Law firms in England and Wales continue to enjoy inflation-busting profits – but for a growing number excess drawings could jeopardise financial stability.
These are the headline findings of this year’s Law Society Law Management Section (LMS) Financial Benchmarking Survey, a respected annual healthcheck of the sector.
Median profit per equity partner increased for the fifth consecutive year by 3% to £143,000. Median fee income was up over 5%, and ranged from £620,000 per equity partner at the median to over £1m among the most profitable firms.
Fee income rose across most work types and regions, but so did the breakeven point for a fee-earner. This climbed from £102,000 to £109,000, mainly due to increases in costs and non-salary overheads.
Firms demonstrated reasonably good control of lockup, which amounted to a median of 145 days.
One concern is that partners at a quarter of participating firms took out more than they made in profits – up from a fifth. For law firms to remain financially sound, the report stresses that a considerable sum should be retained to fund working capital.

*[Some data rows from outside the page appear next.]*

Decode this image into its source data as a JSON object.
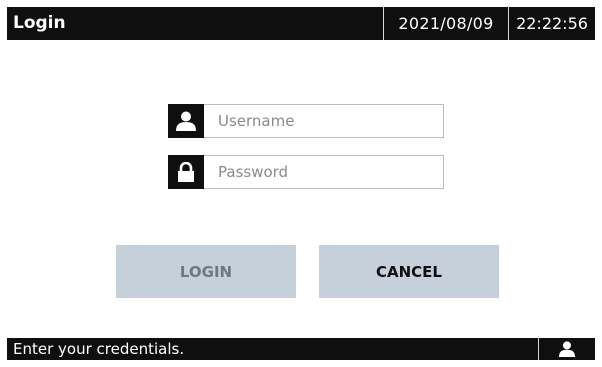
{
  "header": {
    "title": "Login",
    "date": "2021/08/09",
    "time": "22:22:56"
  },
  "form": {
    "username": {
      "placeholder": "Username",
      "value": "",
      "icon": "user-icon"
    },
    "password": {
      "placeholder": "Password",
      "value": "",
      "icon": "lock-icon"
    }
  },
  "buttons": {
    "login_label": "LOGIN",
    "cancel_label": "CANCEL"
  },
  "status": {
    "message": "Enter your credentials.",
    "user_icon": "user-icon"
  },
  "colors": {
    "bar": "#0f0f0f",
    "button": "#c5d0da",
    "button_disabled_text": "#6f7780"
  }
}
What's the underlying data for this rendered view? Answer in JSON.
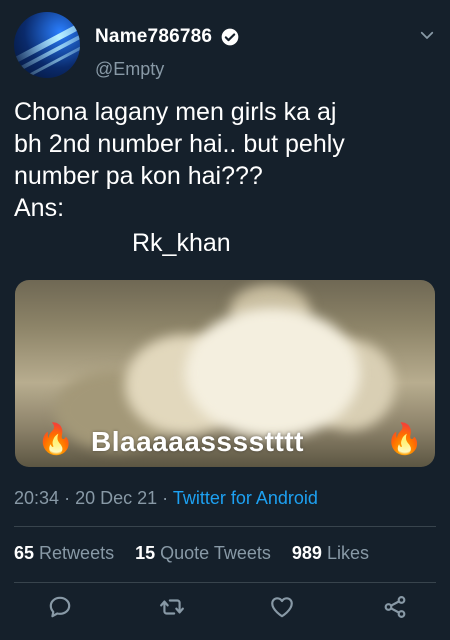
{
  "user": {
    "display_name": "Name786786",
    "handle": "@Empty",
    "verified": true
  },
  "tweet": {
    "text": "Chona lagany men girls ka aj\nbh 2nd number hai.. but pehly\nnumber pa kon hai???\nAns:",
    "answer": "Rk_khan",
    "media_caption": "Blaaaaasssstttt",
    "time": "20:34",
    "separator": "·",
    "date": "20 Dec 21",
    "source": "Twitter for Android"
  },
  "stats": {
    "retweets_count": "65",
    "retweets_label": "Retweets",
    "quote_count": "15",
    "quote_label": "Quote Tweets",
    "likes_count": "989",
    "likes_label": "Likes"
  },
  "icons": {
    "reply": "reply-icon",
    "retweet": "retweet-icon",
    "like": "heart-icon",
    "share": "share-icon",
    "menu": "chevron-down-icon",
    "verified": "verified-badge-icon",
    "fire": "fire-emoji"
  },
  "colors": {
    "background": "#15202b",
    "text": "#ffffff",
    "muted": "#8899a6",
    "link": "#1da1f2",
    "divider": "#38444d"
  }
}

LMS chair Robert Banner warned: ‘The firms that take part in the survey usually have a particular interest in high performance and management. If a quarter of these firms are over-drawing, then the proportion for the rest of the profession is likely to be higher.’
Jon Cartwright of Hazelwoods, which conducts the survey, said: ‘Most mainstream legal practices are in good shape financially, although clearly some areas such as personal injury and criminal continue to be tricky.’
Some 200 firms responded to this year’s survey, ranging from one-partner to 25-partner-plus firms, with a combined income of nearly £1bn. The full survey, sponsored by Lloyds Bank Commercial Banking, will be published in March.